Elle fut internée à l'hôpital moldu après un évanouissement où elle se cogna la tête contre un trottoir. On lui fit des tests et bien qu'elle n'eut pas de concussion, on annonça à sa famille l'existence de son trouble du comportement alimentaire. Vous ne vous en êtes pas rendus compte ? fut la question peu délicate d'une des internes. Ses parents se regardèrent sans comprendre.

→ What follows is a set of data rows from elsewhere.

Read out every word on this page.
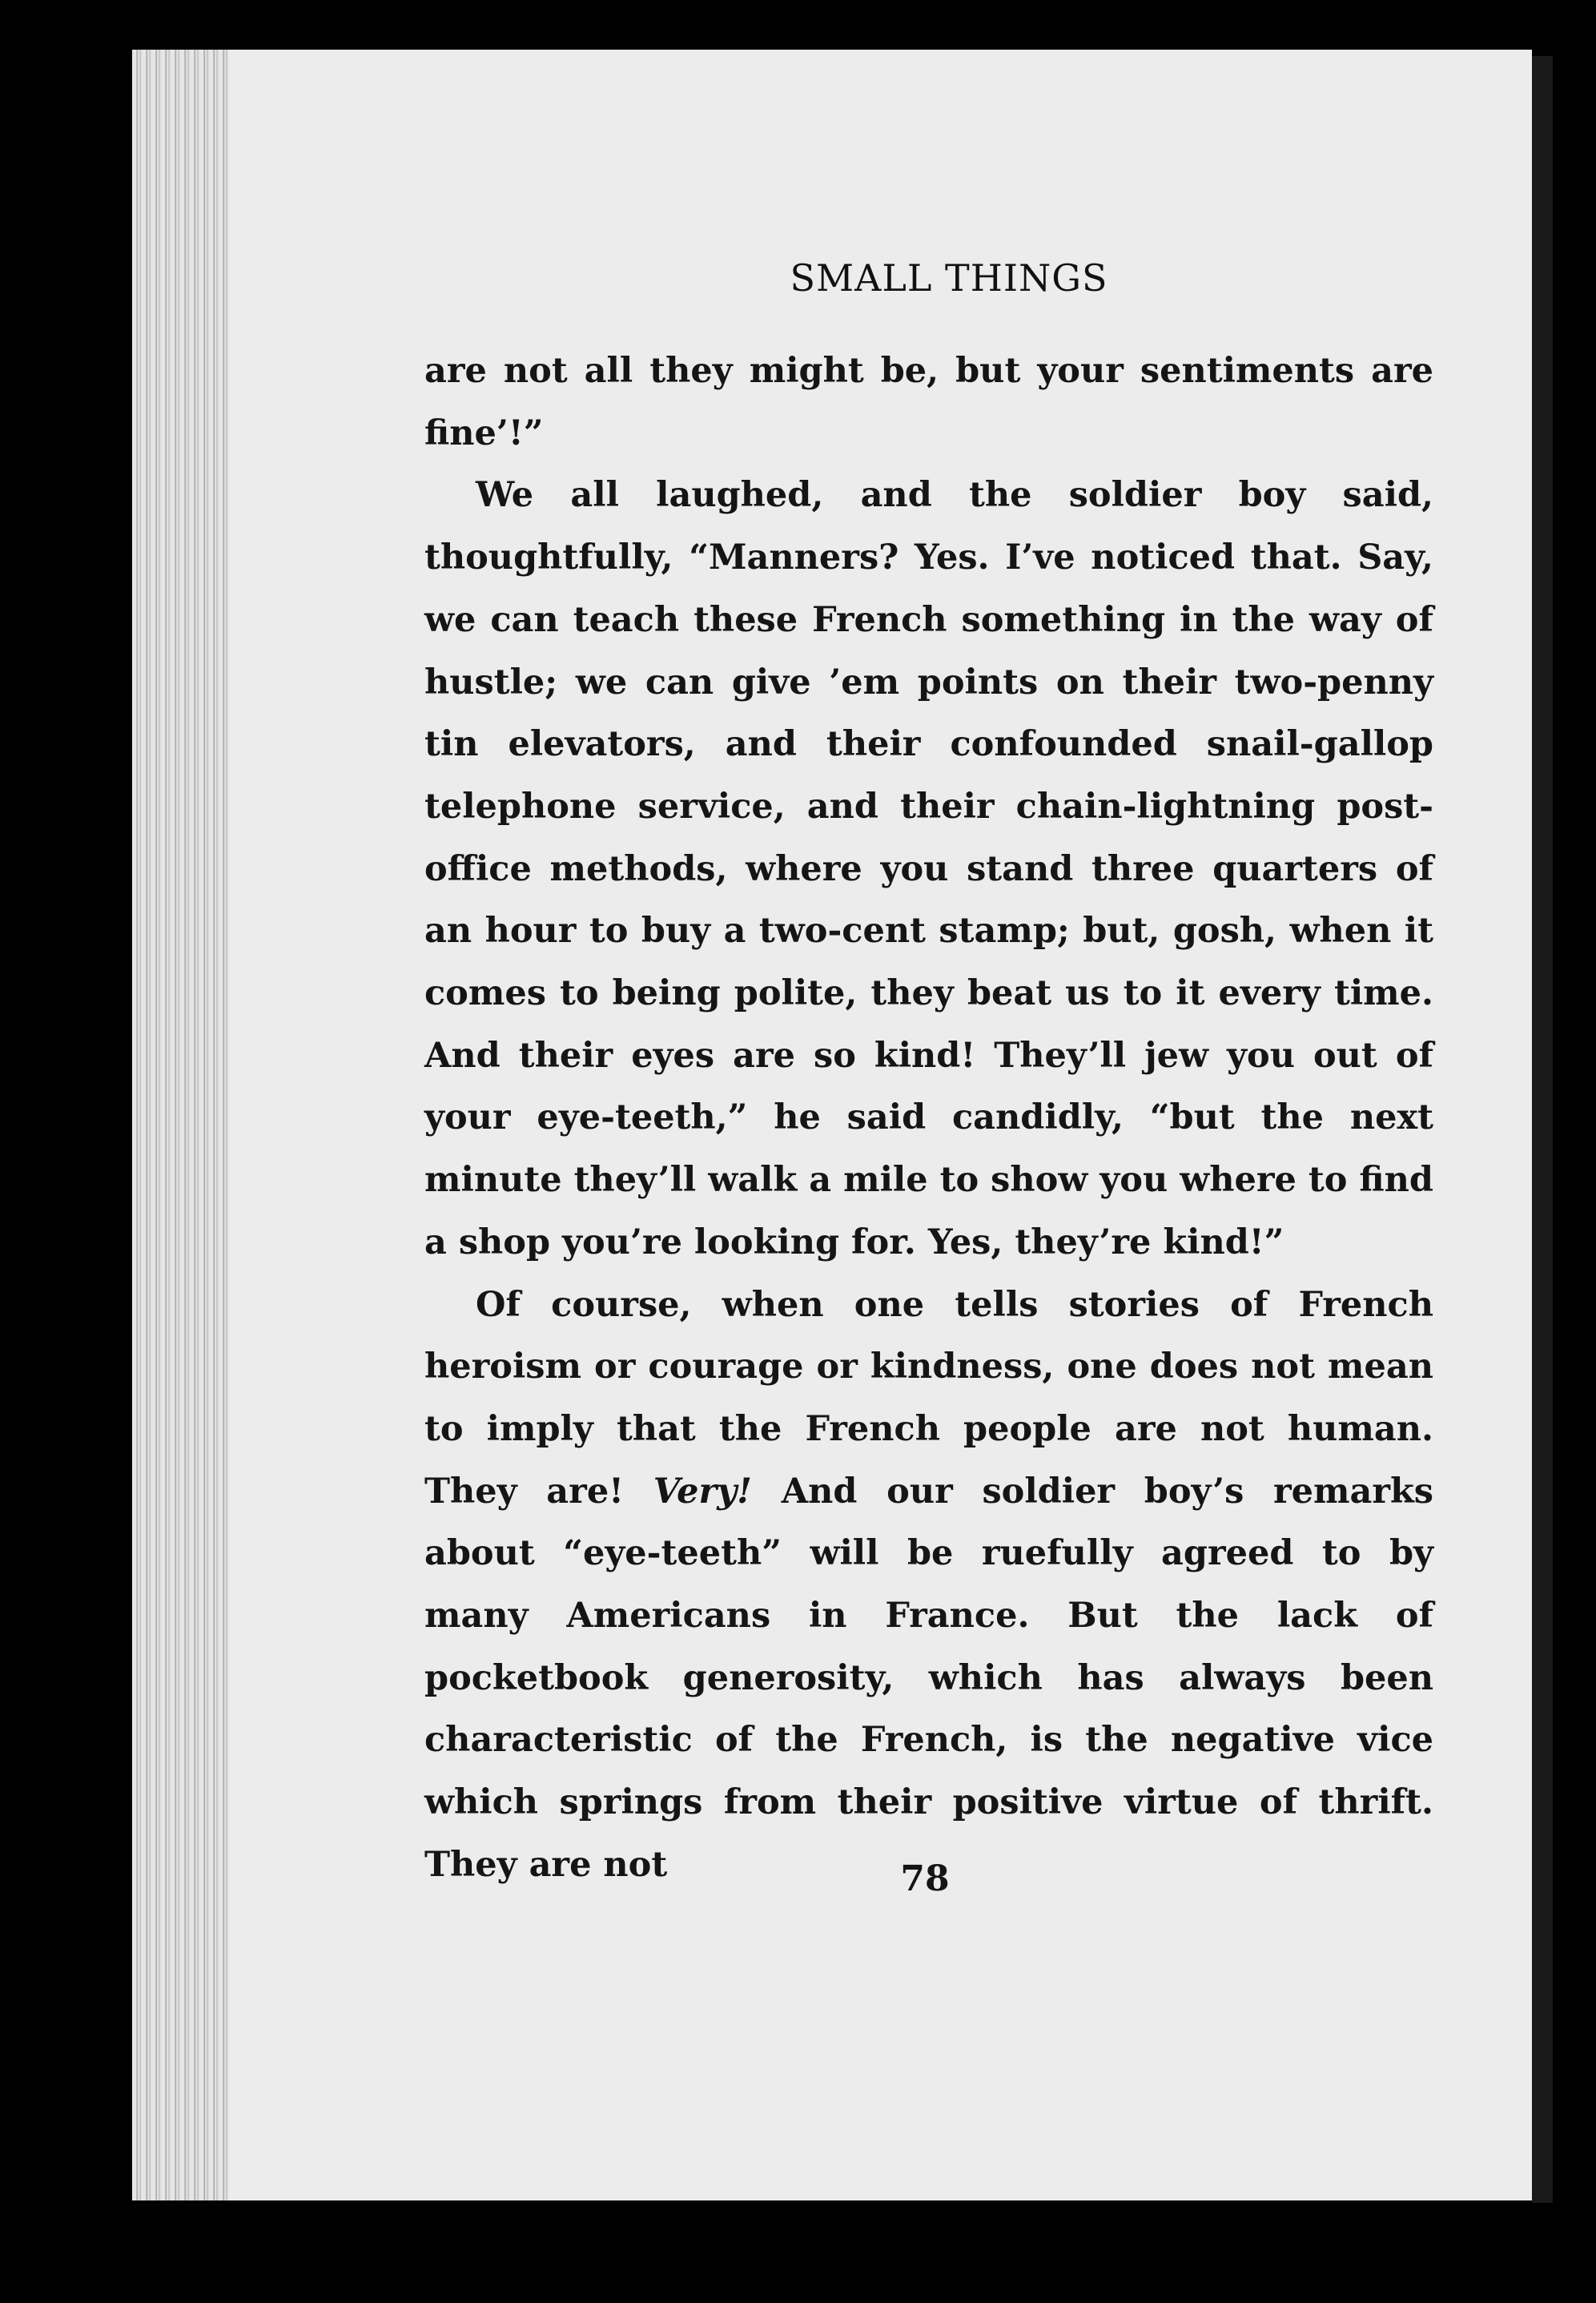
SMALL THINGS

are not all they might be, but your sentiments are fine’!”

We all laughed, and the soldier boy said, thoughtfully, “Manners? Yes. I’ve noticed that. Say, we can teach these French something in the way of hustle; we can give ’em points on their two-penny tin elevators, and their confounded snail-gallop telephone service, and their chain-lightning post-office methods, where you stand three quarters of an hour to buy a two-cent stamp; but, gosh, when it comes to being polite, they beat us to it every time. And their eyes are so kind! They’ll jew you out of your eye-teeth,” he said candidly, “but the next minute they’ll walk a mile to show you where to find a shop you’re looking for. Yes, they’re kind!”

Of course, when one tells stories of French heroism or courage or kindness, one does not mean to imply that the French people are not human. They are! Very! And our soldier boy’s remarks about “eye-teeth” will be ruefully agreed to by many Americans in France. But the lack of pocketbook generosity, which has always been characteristic of the French, is the negative vice which springs from their positive virtue of thrift. They are not	78
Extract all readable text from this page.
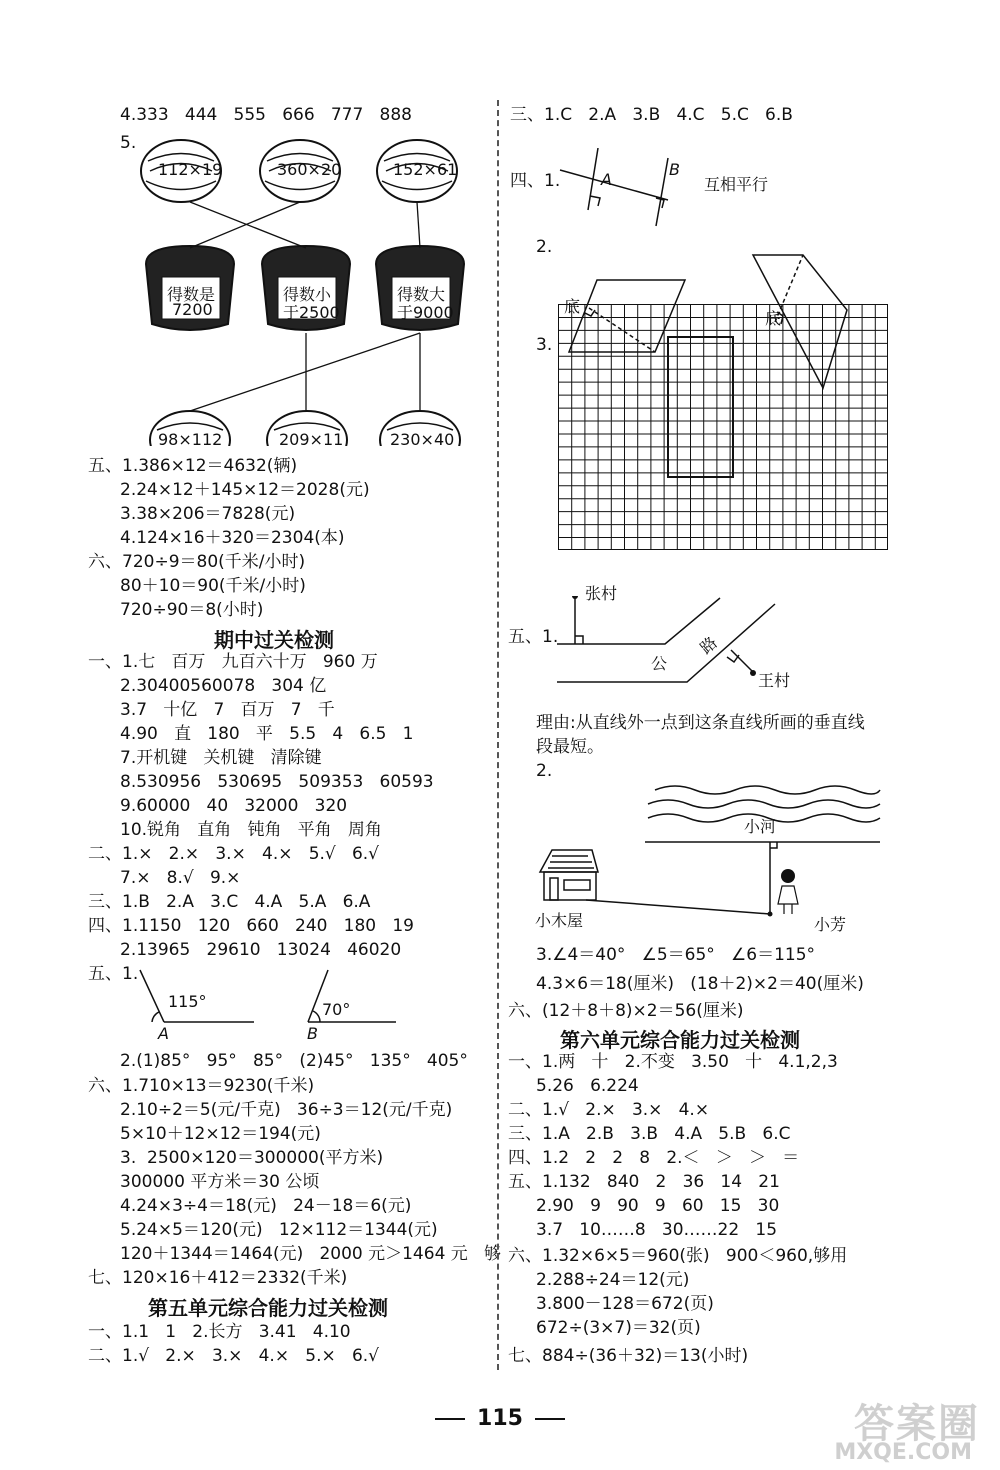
4.333   444   555   666   777   888
5.
112×19	360×20	152×61
得数是
7200
得数小
于2500
得数大
于9000
98×112	209×11	230×40
五、1.386×12＝4632(辆)
2.24×12＋145×12＝2028(元)
3.38×206＝7828(元)
4.124×16＋320＝2304(本)
六、720÷9＝80(千米/小时)
80＋10＝90(千米/小时)
720÷90＝8(小时)
期中过关检测
一、1.七   百万   九百六十万   960 万
2.30400560078   304 亿
3.7   十亿   7   百万   7   千
4.90   直   180   平   5.5   4   6.5   1
7.开机键   关机键   清除键
8.530956   530695   509353   60593
9.60000   40   32000   320
10.锐角   直角   钝角   平角   周角
二、1.×   2.×   3.×   4.×   5.√   6.√
7.×   8.√   9.×
三、1.B   2.A   3.C   4.A   5.A   6.A
四、1.1150   120   660   240   180   19
2.13965   29610   13024   46020
五、1.
115°
A
70°
B
2.(1)85°   95°   85°   (2)45°   135°   405°
六、1.710×13＝9230(千米)
2.10÷2＝5(元/千克)   36÷3＝12(元/千克)
5×10＋12×12＝194(元)
3.  2500×120＝300000(平方米)
300000 平方米＝30 公顷
4.24×3÷4＝18(元)   24－18＝6(元)
5.24×5＝120(元)   12×112＝1344(元)
120＋1344＝1464(元)   2000 元＞1464 元   够
七、120×16＋412＝2332(千米)
第五单元综合能力过关检测
一、1.1   1   2.长方   3.41   4.10
二、1.√   2.×   3.×   4.×   5.×   6.√
三、1.C   2.A   3.B   4.C   5.C   6.B
四、1.	A
B
互相平行
2.
底
底
3.
五、1.
张村
公
路
王村
理由:从直线外一点到这条直线所画的垂直线
段最短。
2.
小河
小木屋	小芳
3.∠4＝40°   ∠5＝65°   ∠6＝115°
4.3×6＝18(厘米)   (18＋2)×2＝40(厘米)
六、(12＋8＋8)×2＝56(厘米)
第六单元综合能力过关检测
一、1.两   十   2.不变   3.50   十   4.1,2,3
5.26   6.224
二、1.√   2.×   3.×   4.×
三、1.A   2.B   3.B   4.A   5.B   6.C
四、1.2   2   2   8   2.＜   ＞   ＞   ＝
五、1.132   840   2   36   14   21
2.90   9   90   9   60   15   30
3.7   10……8   30……22   15
六、1.32×6×5＝960(张)   900＜960,够用
2.288÷24＝12(元)
3.800－128＝672(页)
672÷(3×7)＝32(页)
七、884÷(36＋32)＝13(小时)
115	答案圈
MXQE.COM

Jade ne sut que plusieurs mois plus tard, alors qu'elle était toujours internée dans une unité spécialisée pour les patients atteints de troubles du comportement alimentaire, que la guerre avait cessé. Harry Potter avait gagné. Il était vivant. Le Seigneur des Ténèbres était mort. Elle pouvait rentrer à la maison.
Mais, avait-elle jamais eu une maison ? Ce fut cette question qui lui traversa l'esprit lorsque Jade sentit son souffle se couper, son cœur ralentir et s'emballer à la fois. Elle vit sans comprendre les gens autour d'elle se mouvoir plus lentement, ses parents s'accroupir près d'elle, alors qu'elle faisait un énième évanouissement dû à une baisse de potassium.
Et alors qu'elle sentit pour la première fois une douleur dans le bras gauche se diriger vers son cœur, alors que sa mère, le visage plein de larme caressait sa joue, et que son père lui tenait la main, elle comprit que si, bien sûr qu'elle avait eu une maison : sa famille.
Ok, alors voici la première fanfiction que j'ai écrit, et la première que j'ose publier ! (je tremble d'avance pour être honnête ^^) J'espère qu'elle vous a plu même si la fin est un peu triste.